PLAINTIFFS-TENANTS DID NOT SHOW DEFENDANT LANDLORD ENGAGED IN A FRAUDULANT SCHEME TO DEREGULATE; THEREFORE THE DEFAULT FORMULA TO SET THE BASE DATE RENT PURSUANT TO THE RENT STABILIZATION CODE SHOULD NOT BE USED (CT APP).
The Court of Appeals, reversing the Appellate Division, determined that the default formula for determining the plaintiffs-tenants’ legal regulated rent pursuant to the Rent Stabilization Code should not be used because there was no evidence of a fraudulent scheme to deregulate. Rather defendants’ deregulation was based upon a misinterpretation of the law:
Matter of Regina Metro. Co., LLC v New York State Div. of Hous. and Community Renewal was decided after Supreme Court granted plaintiffs’ motion (35 NY3d 332 [2020]). There, this Court made clear that, under the pre-Housing Stability and Tenant Protection Act of 2019 law applicable here, “review of rental history outside the four-year lookback period [i]s permitted only in the limited category of cases where the tenant produced evidence of a fraudulent scheme to deregulate and, even then, solely to ascertain whether fraud occurred—not to furnish evidence for calculation of the base date rent or permit recovery for years of overcharges barred by the statute of limitations” … . In fraud cases, because the reliability of the base date rent has been tainted, “this Court sanctioned use of the default formula to set the base date rent” … . Regina also held that “deregulation of [ ] apartments during receipt of J-51 benefits was not based on a fraudulent misstatement of fact but on a misinterpretation of the law [and so] a finding of willfulness is generally not applicable to cases arising in the aftermath of Roberts [and] [b]ecause conduct cannot be fraudulent without being willful, it follows that the fraud exception to the lookback rule is generally inapplicable to Roberts overcharge claims” … .
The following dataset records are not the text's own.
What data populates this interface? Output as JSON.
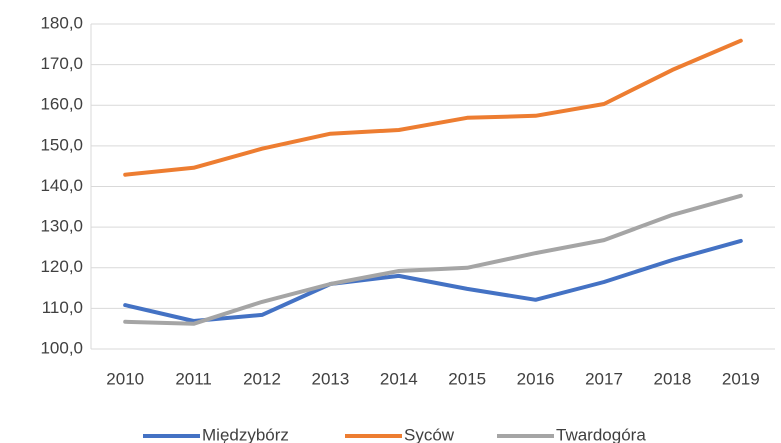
{
  "chart_data": {
    "type": "line",
    "categories": [
      "2010",
      "2011",
      "2012",
      "2013",
      "2014",
      "2015",
      "2016",
      "2017",
      "2018",
      "2019"
    ],
    "series": [
      {
        "name": "Międzybórz",
        "color": "#4472c4",
        "values": [
          110.8,
          106.9,
          108.4,
          116.0,
          118.0,
          114.8,
          112.1,
          116.5,
          121.9,
          126.6
        ]
      },
      {
        "name": "Syców",
        "color": "#ed7d31",
        "values": [
          142.9,
          144.6,
          149.3,
          153.0,
          153.9,
          156.9,
          157.4,
          160.3,
          168.7,
          175.9
        ]
      },
      {
        "name": "Twardogóra",
        "color": "#a5a5a5",
        "values": [
          106.7,
          106.2,
          111.6,
          116.0,
          119.2,
          120.0,
          123.6,
          126.8,
          133.0,
          137.7
        ]
      }
    ],
    "ylim": [
      100,
      180
    ],
    "yticks": [
      {
        "value": 100,
        "label": "100,0"
      },
      {
        "value": 110,
        "label": "110,0"
      },
      {
        "value": 120,
        "label": "120,0"
      },
      {
        "value": 130,
        "label": "130,0"
      },
      {
        "value": 140,
        "label": "140,0"
      },
      {
        "value": 150,
        "label": "150,0"
      },
      {
        "value": 160,
        "label": "160,0"
      },
      {
        "value": 170,
        "label": "170,0"
      },
      {
        "value": 180,
        "label": "180,0"
      }
    ],
    "grid": true,
    "legend": "bottom"
  }
}
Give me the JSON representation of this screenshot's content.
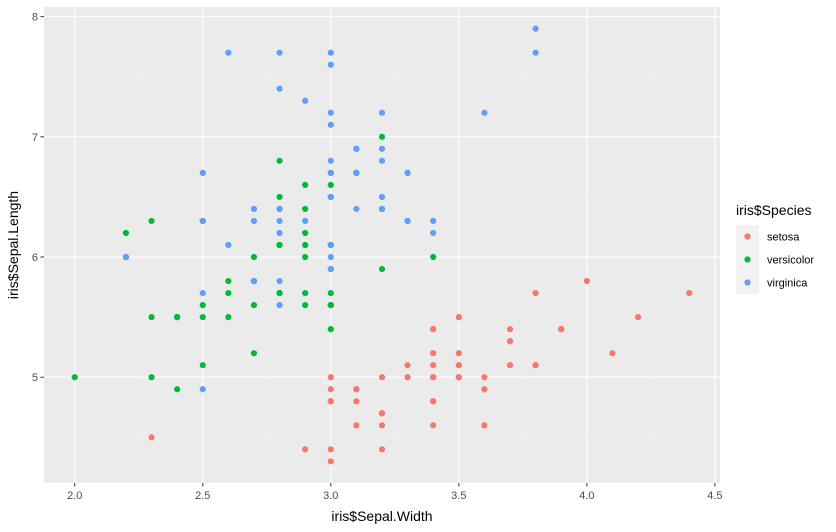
{
  "chart_data": {
    "type": "scatter",
    "title": "",
    "xlabel": "iris$Sepal.Width",
    "ylabel": "iris$Sepal.Length",
    "xlim": [
      1.88,
      4.52
    ],
    "ylim": [
      4.12,
      8.08
    ],
    "x_ticks": [
      2.0,
      2.5,
      3.0,
      3.5,
      4.0,
      4.5
    ],
    "x_tick_labels": [
      "2.0",
      "2.5",
      "3.0",
      "3.5",
      "4.0",
      "4.5"
    ],
    "y_ticks": [
      5,
      6,
      7,
      8
    ],
    "y_tick_labels": [
      "5",
      "6",
      "7",
      "8"
    ],
    "grid": true,
    "legend": {
      "title": "iris$Species",
      "placement": "right"
    },
    "series": [
      {
        "name": "setosa",
        "color": "#F8766D",
        "x": [
          3.5,
          3.0,
          3.2,
          3.1,
          3.6,
          3.9,
          3.4,
          3.4,
          2.9,
          3.1,
          3.7,
          3.4,
          3.0,
          3.0,
          4.0,
          4.4,
          3.9,
          3.5,
          3.8,
          3.8,
          3.4,
          3.7,
          3.6,
          3.3,
          3.4,
          3.0,
          3.4,
          3.5,
          3.4,
          3.2,
          3.1,
          3.4,
          4.1,
          4.2,
          3.1,
          3.2,
          3.5,
          3.6,
          3.0,
          3.4,
          3.5,
          2.3,
          3.2,
          3.5,
          3.8,
          3.0,
          3.8,
          3.2,
          3.7,
          3.3
        ],
        "y": [
          5.1,
          4.9,
          4.7,
          4.6,
          5.0,
          5.4,
          4.6,
          5.0,
          4.4,
          4.9,
          5.4,
          4.8,
          4.8,
          4.3,
          5.8,
          5.7,
          5.4,
          5.1,
          5.7,
          5.1,
          5.4,
          5.1,
          4.6,
          5.1,
          4.8,
          5.0,
          5.0,
          5.2,
          5.2,
          4.7,
          4.8,
          5.4,
          5.2,
          5.5,
          4.9,
          5.0,
          5.5,
          4.9,
          4.4,
          5.1,
          5.0,
          4.5,
          4.4,
          5.0,
          5.1,
          4.8,
          5.1,
          4.6,
          5.3,
          5.0
        ]
      },
      {
        "name": "versicolor",
        "color": "#00BA38",
        "x": [
          3.2,
          3.2,
          3.1,
          2.3,
          2.8,
          2.8,
          3.3,
          2.4,
          2.9,
          2.7,
          2.0,
          3.0,
          2.2,
          2.9,
          2.9,
          3.1,
          3.0,
          2.7,
          2.2,
          2.5,
          3.2,
          2.8,
          2.5,
          2.8,
          2.9,
          3.0,
          2.8,
          3.0,
          2.9,
          2.6,
          2.4,
          2.4,
          2.7,
          2.7,
          3.0,
          3.4,
          3.1,
          2.3,
          3.0,
          2.5,
          2.6,
          3.0,
          2.6,
          2.3,
          2.7,
          3.0,
          2.9,
          2.9,
          2.5,
          2.8
        ],
        "y": [
          7.0,
          6.4,
          6.9,
          5.5,
          6.5,
          5.7,
          6.3,
          4.9,
          6.6,
          5.2,
          5.0,
          5.9,
          6.0,
          6.1,
          5.6,
          6.7,
          5.6,
          5.8,
          6.2,
          5.6,
          5.9,
          6.1,
          6.3,
          6.1,
          6.4,
          6.6,
          6.8,
          6.7,
          6.0,
          5.7,
          5.5,
          5.5,
          5.8,
          6.0,
          5.4,
          6.0,
          6.7,
          6.3,
          5.6,
          5.5,
          5.5,
          6.1,
          5.8,
          5.0,
          5.6,
          5.7,
          5.7,
          6.2,
          5.1,
          5.7
        ]
      },
      {
        "name": "virginica",
        "color": "#619CFF",
        "x": [
          3.3,
          2.7,
          3.0,
          2.9,
          3.0,
          3.0,
          2.5,
          2.9,
          2.5,
          3.6,
          3.2,
          2.7,
          3.0,
          2.5,
          2.8,
          3.2,
          3.0,
          3.8,
          2.6,
          2.2,
          3.2,
          2.8,
          2.8,
          2.7,
          3.3,
          3.2,
          2.8,
          3.0,
          2.8,
          3.0,
          2.8,
          3.8,
          2.8,
          2.8,
          2.6,
          3.0,
          3.4,
          3.1,
          3.0,
          3.1,
          3.1,
          3.1,
          2.7,
          3.2,
          3.3,
          3.0,
          2.5,
          3.0,
          3.4,
          3.0
        ],
        "y": [
          6.3,
          5.8,
          7.1,
          6.3,
          6.5,
          7.6,
          4.9,
          7.3,
          6.7,
          7.2,
          6.5,
          6.4,
          6.8,
          5.7,
          5.8,
          6.4,
          6.5,
          7.7,
          7.7,
          6.0,
          6.9,
          5.6,
          7.7,
          6.3,
          6.7,
          7.2,
          6.2,
          6.1,
          6.4,
          7.2,
          7.4,
          7.9,
          6.4,
          6.3,
          6.1,
          7.7,
          6.3,
          6.4,
          6.0,
          6.9,
          6.7,
          6.9,
          5.8,
          6.8,
          6.7,
          6.7,
          6.3,
          6.5,
          6.2,
          5.9
        ]
      }
    ]
  }
}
Plaintiffs failed to meet their burden on summary judgment. Defendants’ deregulation of the apartments was based on this same “misinterpretation of the law” involved in Regina and therefore that conduct did not constitute fraud … . Defendants’ subsequent re-registering of the apartments occurred after the four-year lookback period, and plaintiffs have failed to offer evidence that it somehow affected the reliability of the actual rent plaintiffs paid on the base date. Casey v Whitehouse Estates, Inc., 2023 NY Slip Op 01351, CtApp 3-16-23
Practice Point: In order to use the default formula pursuant to the Rent Stabilization Code, there must have been a fraudulent scheme to deregulate on the part of the landlord. Here there was no evidence of a fraudulent scheme as opposed to a misinterpretation of the law.